What happens to the original debt when a consumer files an unlawful debt collection lawsuit? Sometimes the creditor will file a counterclaim to force the underlying debt to judgment in an effort to turn the tide in favor of the debt collector.
Fortunately, in the Middle District of Florida there are several good recent cases that prevent this outcome. The federal court has ruled there is no subject matter jurisdiction because there is no supplemental jurisdiction over the counterclaim based on the fact that the counterclaim is permissive and would substantially predominate over the plaintiff’s claims, and because the “set off” position didn’t support supplemental jurisdiction. See Della Vecchia v. Ally Financial, Inc., No. 8:17-cv-2977-T-23AAS, 2018 WL 907045 (M.D. Fla. Feb. 15, 2018); Vernell v. Ally Financial, Inc., et. al., No. 2:15-cv-674-FtM-38MRM, 2016 WL 931104, at *4 (M.D. Fla. Mar. 11, 2016).
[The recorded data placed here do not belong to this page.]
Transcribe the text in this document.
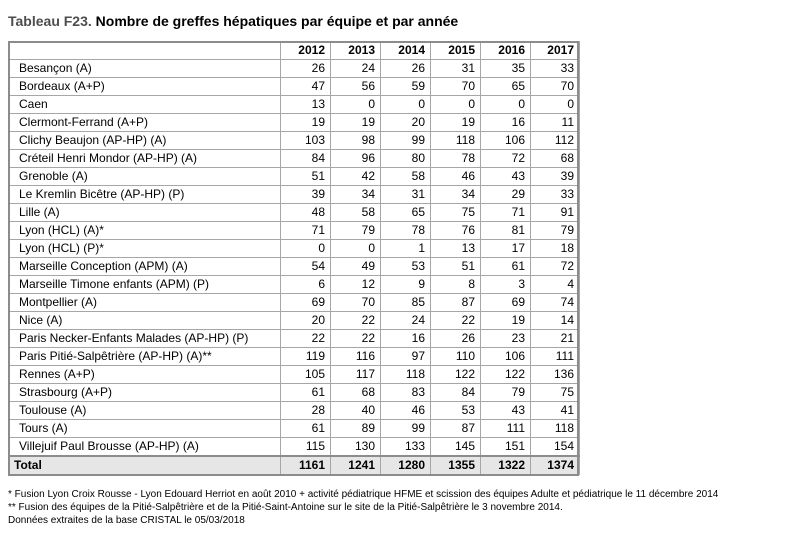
Tableau F23. Nombre de greffes hépatiques par équipe et par année
	2012	2013	2014	2015	2016	2017
Besançon (A)	26	24	26	31	35	33
Bordeaux (A+P)	47	56	59	70	65	70
Caen	13	0	0	0	0	0
Clermont-Ferrand (A+P)	19	19	20	19	16	11
Clichy Beaujon (AP-HP) (A)	103	98	99	118	106	112
Créteil Henri Mondor (AP-HP) (A)	84	96	80	78	72	68
Grenoble (A)	51	42	58	46	43	39
Le Kremlin Bicêtre (AP-HP) (P)	39	34	31	34	29	33
Lille (A)	48	58	65	75	71	91
Lyon (HCL) (A)*	71	79	78	76	81	79
Lyon (HCL) (P)*	0	0	1	13	17	18
Marseille Conception (APM) (A)	54	49	53	51	61	72
Marseille Timone enfants (APM) (P)	6	12	9	8	3	4
Montpellier (A)	69	70	85	87	69	74
Nice (A)	20	22	24	22	19	14
Paris Necker-Enfants Malades (AP-HP) (P)	22	22	16	26	23	21
Paris Pitié-Salpêtrière (AP-HP) (A)**	119	116	97	110	106	111
Rennes (A+P)	105	117	118	122	122	136
Strasbourg (A+P)	61	68	83	84	79	75
Toulouse (A)	28	40	46	53	43	41
Tours (A)	61	89	99	87	111	118
Villejuif Paul Brousse (AP-HP) (A)	115	130	133	145	151	154
Total	1161	1241	1280	1355	1322	1374
* Fusion Lyon Croix Rousse - Lyon Edouard Herriot en août 2010 + activité pédiatrique HFME et scission des équipes Adulte et pédiatrique le 11 décembre 2014
** Fusion des équipes de la Pitié-Salpêtrière et de la Pitié-Saint-Antoine sur le site de la Pitié-Salpêtrière le 3 novembre 2014.
Données extraites de la base CRISTAL le 05/03/2018
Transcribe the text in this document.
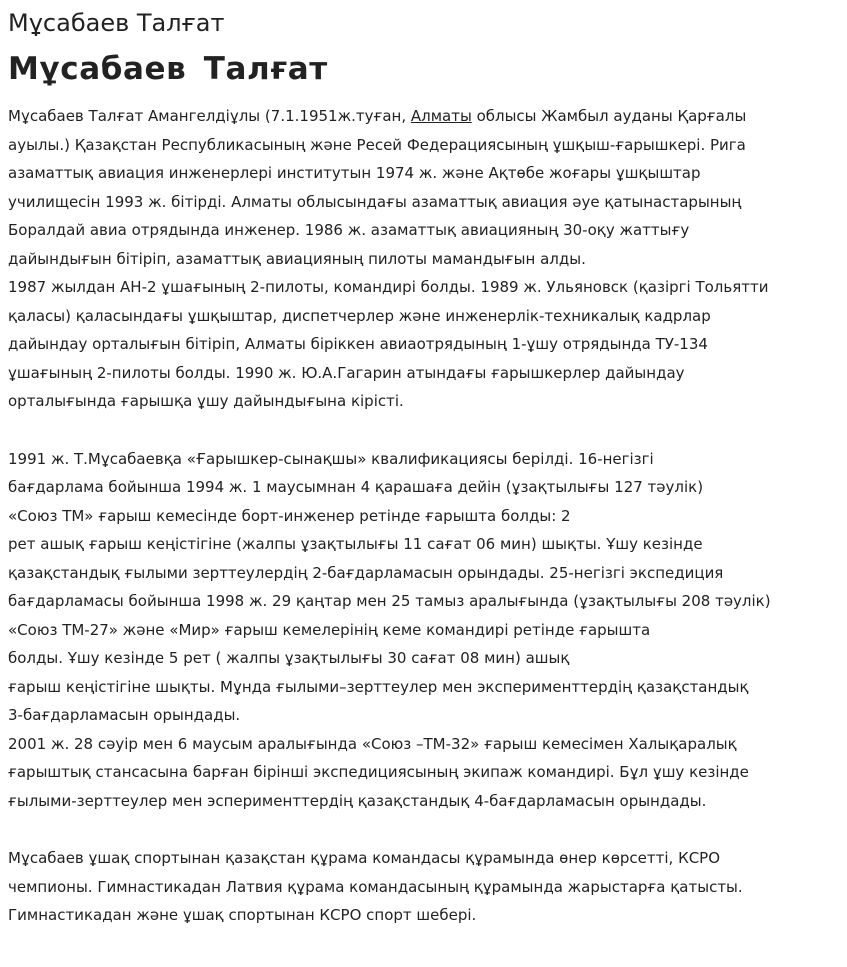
Мұсабаев Талғат
Мұсабаев Талғат

Мұсабаев Талғат Амангелдіұлы (7.1.1951ж.туған, Алматы облысы Жамбыл ауданы Қарғалы
ауылы.) Қазақстан Республикасының және Ресей Федерациясының ұшқыш-ғарышкері. Рига
азаматтық авиация инженерлері институтын 1974 ж. және Ақтөбе жоғары ұшқыштар
училищесін 1993 ж. бітірді. Алматы облысындағы азаматтық авиация әуе қатынастарының
Боралдай авиа отрядында инженер. 1986 ж. азаматтық авиацияның 30-оқу жаттығу
дайындығын бітіріп, азаматтық авиацияның пилоты мамандығын алды.

1987 жылдан АН-2 ұшағының 2-пилоты, командирі болды. 1989 ж. Ульяновск (қазіргі Тольятти
қаласы) қаласындағы ұшқыштар, диспетчерлер және инженерлік-техникалық кадрлар
дайындау орталығын бітіріп, Алматы біріккен авиаотрядының 1-ұшу отрядында ТУ-134
ұшағының 2-пилоты болды. 1990 ж. Ю.А.Гагарин атындағы ғарышкерлер дайындау
орталығында ғарышқа ұшу дайындығына кірісті.

1991 ж. Т.Мұсабаевқа «Ғарышкер-сынақшы» квалификациясы берілді. 16-негізгі
бағдарлама бойынша 1994 ж. 1 маусымнан 4 қарашаға дейін (ұзақтылығы 127 тәулік)
«Союз ТМ» ғарыш кемесінде борт-инженер ретінде ғарышта болды: 2
рет ашық ғарыш кеңістігіне (жалпы ұзақтылығы 11 сағат 06 мин) шықты. Ұшу кезінде
қазақстандық ғылыми зерттеулердің 2-бағдарламасын орындады. 25-негізгі экспедиция
бағдарламасы бойынша 1998 ж. 29 қаңтар мен 25 тамыз аралығында (ұзақтылығы 208 тәулік)
«Союз ТМ-27» және «Мир» ғарыш кемелерінің кеме командирі ретінде ғарышта
болды. Ұшу кезінде 5 рет ( жалпы ұзақтылығы 30 сағат 08 мин) ашық
ғарыш кеңістігіне шықты. Мұнда ғылыми–зерттеулер мен эксперименттердің қазақстандық
3-бағдарламасын орындады.

2001 ж. 28 сәуір мен 6 маусым аралығында «Союз –ТМ-32» ғарыш кемесімен Халықаралық
ғарыштық стансасына барған бірінші экспедициясының экипаж командирі. Бұл ұшу кезінде
ғылыми-зерттеулер мен эсперименттердің қазақстандық 4-бағдарламасын орындады.

Мұсабаев ұшақ спортынан қазақстан құрама командасы құрамында өнер көрсетті, КСРО
чемпионы. Гимнастикадан Латвия құрама командасының құрамында жарыстарға қатысты.
Гимнастикадан және ұшақ спортынан КСРО спорт шебері.
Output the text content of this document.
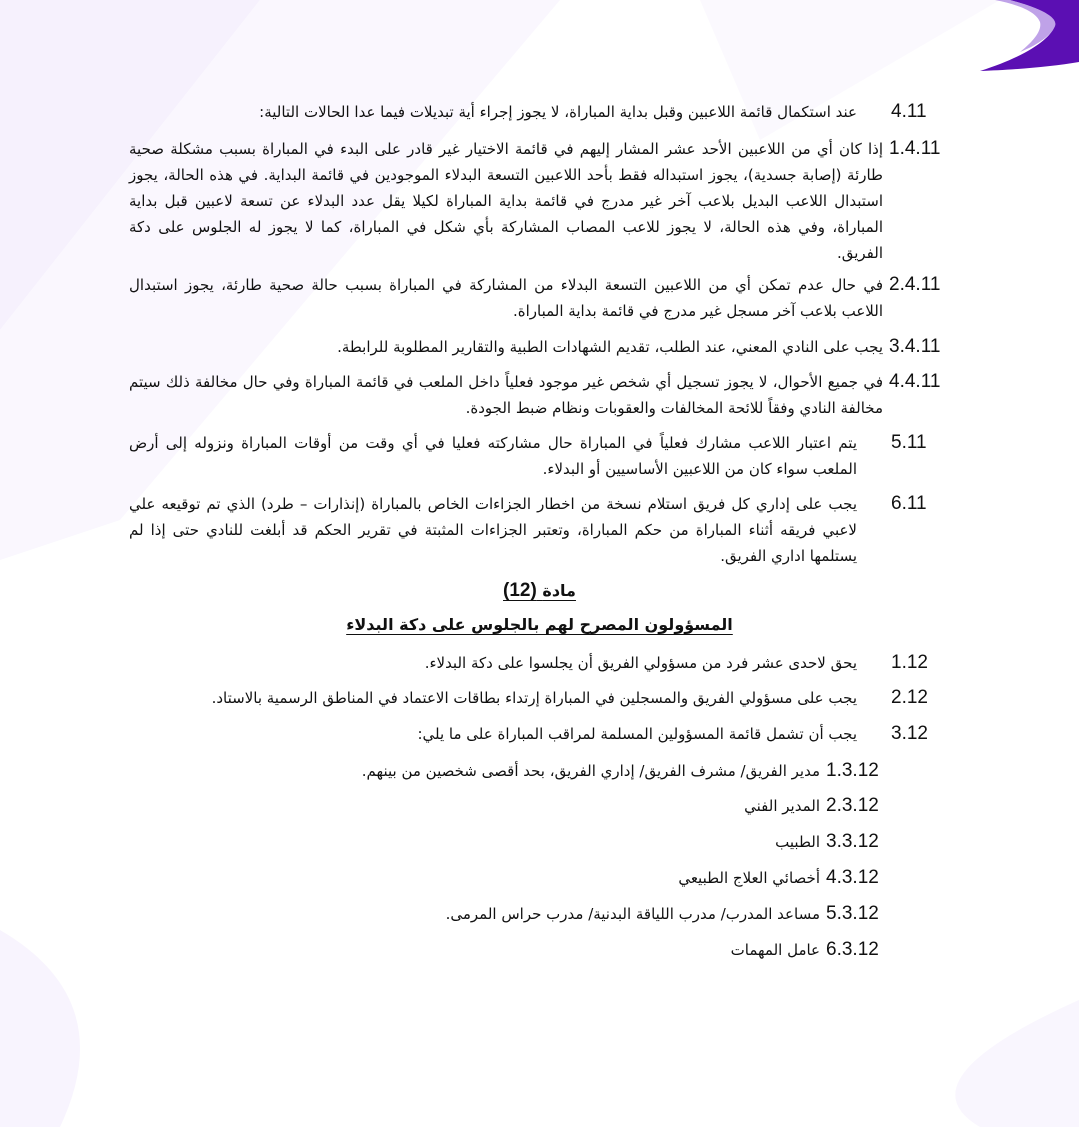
4.11
عند استكمال قائمة اللاعبين وقبل بداية المباراة، لا يجوز إجراء أية تبديلات فيما عدا الحالات التالية:
1.4.11
إذا كان أي من اللاعبين الأحد عشر المشار إليهم في قائمة الاختيار غير قادر على البدء في المباراة بسبب مشكلة صحية طارئة (إصابة جسدية)، يجوز استبداله فقط بأحد اللاعبين التسعة البدلاء الموجودين في قائمة البداية. في هذه الحالة، يجوز استبدال اللاعب البديل بلاعب آخر غير مدرج في قائمة بداية المباراة لكيلا يقل عدد البدلاء عن تسعة لاعبين قبل بداية المباراة، وفي هذه الحالة، لا يجوز للاعب المصاب المشاركة بأي شكل في المباراة، كما لا يجوز له الجلوس على دكة الفريق.
2.4.11
في حال عدم تمكن أي من اللاعبين التسعة البدلاء من المشاركة في المباراة بسبب حالة صحية طارئة، يجوز استبدال اللاعب بلاعب آخر مسجل غير مدرج في قائمة بداية المباراة.
3.4.11
يجب على النادي المعني، عند الطلب، تقديم الشهادات الطبية والتقارير المطلوبة للرابطة.
4.4.11
في جميع الأحوال، لا يجوز تسجيل أي شخص غير موجود فعلياً داخل الملعب في قائمة المباراة وفي حال مخالفة ذلك سيتم مخالفة النادي وفقاً للائحة المخالفات والعقوبات ونظام ضبط الجودة.
5.11
يتم اعتبار اللاعب مشارك فعلياً في المباراة حال مشاركته فعليا في أي وقت من أوقات المباراة ونزوله إلى أرض الملعب سواء كان من اللاعبين الأساسيين أو البدلاء.
6.11
يجب على إداري كل فريق استلام نسخة من اخطار الجزاءات الخاص بالمباراة (إنذارات – طرد) الذي تم توقيعه علي لاعبي فريقه أثناء المباراة من حكم المباراة، وتعتبر الجزاءات المثبتة في تقرير الحكم قد أبلغت للنادي حتى إذا لم يستلمها اداري الفريق.
مادة (12)
المسؤولون المصرح لهم بالجلوس على دكة البدلاء
1.12
يحق لاحدى عشر فرد من مسؤولي الفريق أن يجلسوا على دكة البدلاء.
2.12
يجب على مسؤولي الفريق والمسجلين في المباراة إرتداء بطاقات الاعتماد في المناطق الرسمية بالاستاد.
3.12
يجب أن تشمل قائمة المسؤولين المسلمة لمراقب المباراة على ما يلي:
1.3.12
مدير الفريق/ مشرف الفريق/ إداري الفريق، بحد أقصى شخصين من بينهم.
2.3.12
المدير الفني
3.3.12
الطبيب
4.3.12
أخصائي العلاج الطبيعي
5.3.12
مساعد المدرب/ مدرب اللياقة البدنية/ مدرب حراس المرمى.
6.3.12
عامل المهمات
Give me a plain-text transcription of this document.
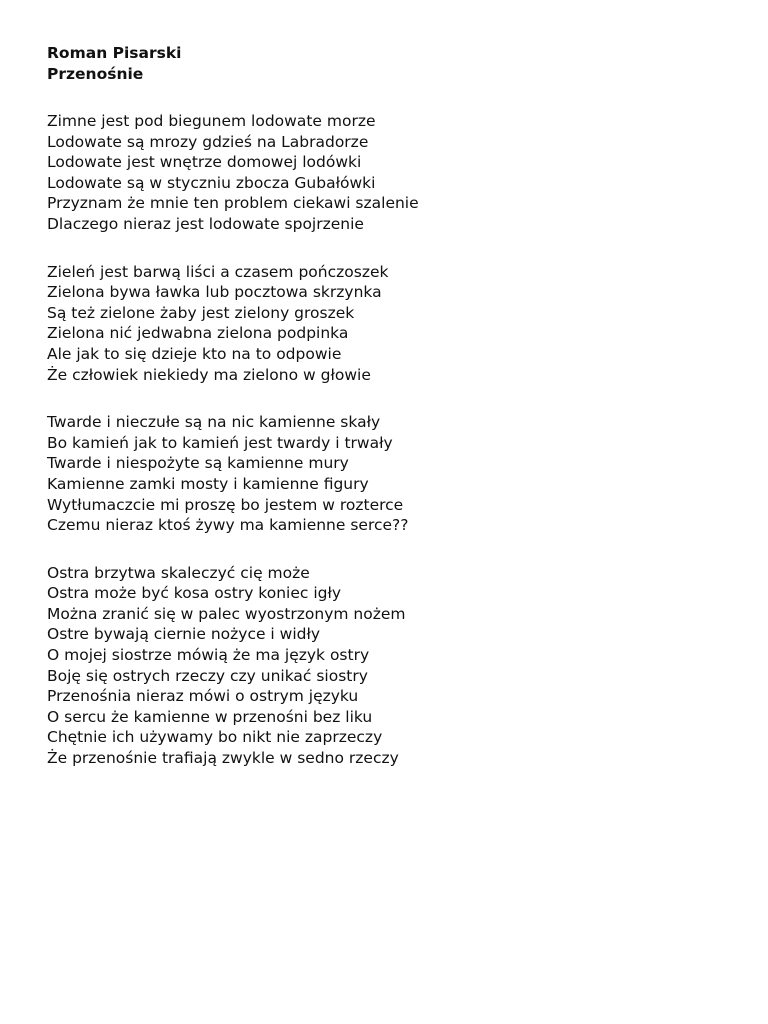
Roman Pisarski
Przenośnie
Zimne jest pod biegunem lodowate morze
Lodowate są mrozy gdzieś na Labradorze
Lodowate jest wnętrze domowej lodówki
Lodowate są w styczniu zbocza Gubałówki
Przyznam że mnie ten problem ciekawi szalenie
Dlaczego nieraz jest lodowate spojrzenie
Zieleń jest barwą liści a czasem pończoszek
Zielona bywa ławka lub pocztowa skrzynka
Są też zielone żaby jest zielony groszek
Zielona nić jedwabna zielona podpinka
Ale jak to się dzieje kto na to odpowie
Że człowiek niekiedy ma zielono w głowie
Twarde i nieczułe są na nic kamienne skały
Bo kamień jak to kamień jest twardy i trwały
Twarde i niespożyte są kamienne mury
Kamienne zamki mosty i kamienne figury
Wytłumaczcie mi proszę bo jestem w rozterce
Czemu nieraz ktoś żywy ma kamienne serce??
Ostra brzytwa skaleczyć cię może
Ostra może być kosa ostry koniec igły
Można zranić się w palec wyostrzonym nożem
Ostre bywają ciernie nożyce i widły
O mojej siostrze mówią że ma język ostry
Boję się ostrych rzeczy czy unikać siostry
Przenośnia nieraz mówi o ostrym języku
O sercu że kamienne w przenośni bez liku
Chętnie ich używamy bo nikt nie zaprzeczy
Że przenośnie trafiają zwykle w sedno rzeczy
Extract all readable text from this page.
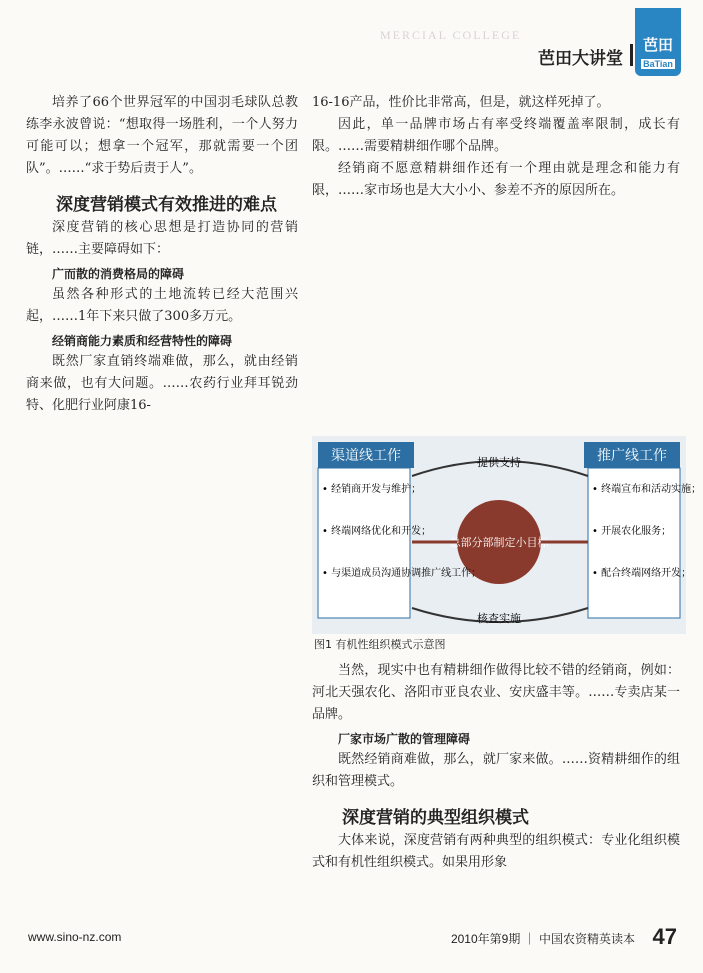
MERCIAL COLLEGE
芭田大讲堂
芭田
BaTian

培养了66个世界冠军的中国羽毛球队总教练李永波曾说：“想取得一场胜利，一个人努力可能可以；想拿一个冠军，那就需要一个团队”。……“求于势后责于人”。

深度营销模式有效推进的难点

深度营销的核心思想是打造协同的营销链，……主要障碍如下：

广而散的消费格局的障碍

虽然各种形式的土地流转已经大范围兴起，……1年下来只做了300多万元。

经销商能力素质和经营特性的障碍

既然厂家直销终端难做，那么，就由经销商来做，也有大问题。……农药行业拜耳锐劲特、化肥行业阿康16-

16-16产品，性价比非常高，但是，就这样死掉了。

因此，单一品牌市场占有率受终端覆盖率限制，成长有限。……需要精耕细作哪个品牌。

经销商不愿意精耕细作还有一个理由就是理念和能力有限，……家市场也是大大小小、参差不齐的原因所在。

渠道线工作	推广线工作
总部分部制定小目标
提供支持
核查实施
• 经销商开发与维护；
• 终端网络优化和开发；
• 与渠道成员沟通协调推广线工作；
• 终端宣布和活动实施；
• 开展农化服务；
• 配合终端网络开发；
图1 有机性组织模式示意图

当然，现实中也有精耕细作做得比较不错的经销商，例如：河北天强农化、洛阳市亚良农业、安庆盛丰等。……专卖店某一品牌。

厂家市场广散的管理障碍

既然经销商难做，那么，就厂家来做。……资精耕细作的组织和管理模式。

深度营销的典型组织模式

大体来说，深度营销有两种典型的组织模式：专业化组织模式和有机性组织模式。如果用形象

www.sino-nz.com	2010年第9期 ｜ 中国农资精英读本 47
This can be an important litigation concern that could force an early and minimal settlement if it weren’t for this case law favoring the consumer.
It’s critical to hire experienced legal counsel who is familiar with ongoing changes in the law to obtain the best possible outcome in your case. You can bet that corporate counsel knows his or her stuff and will use someone’s inexperience against them.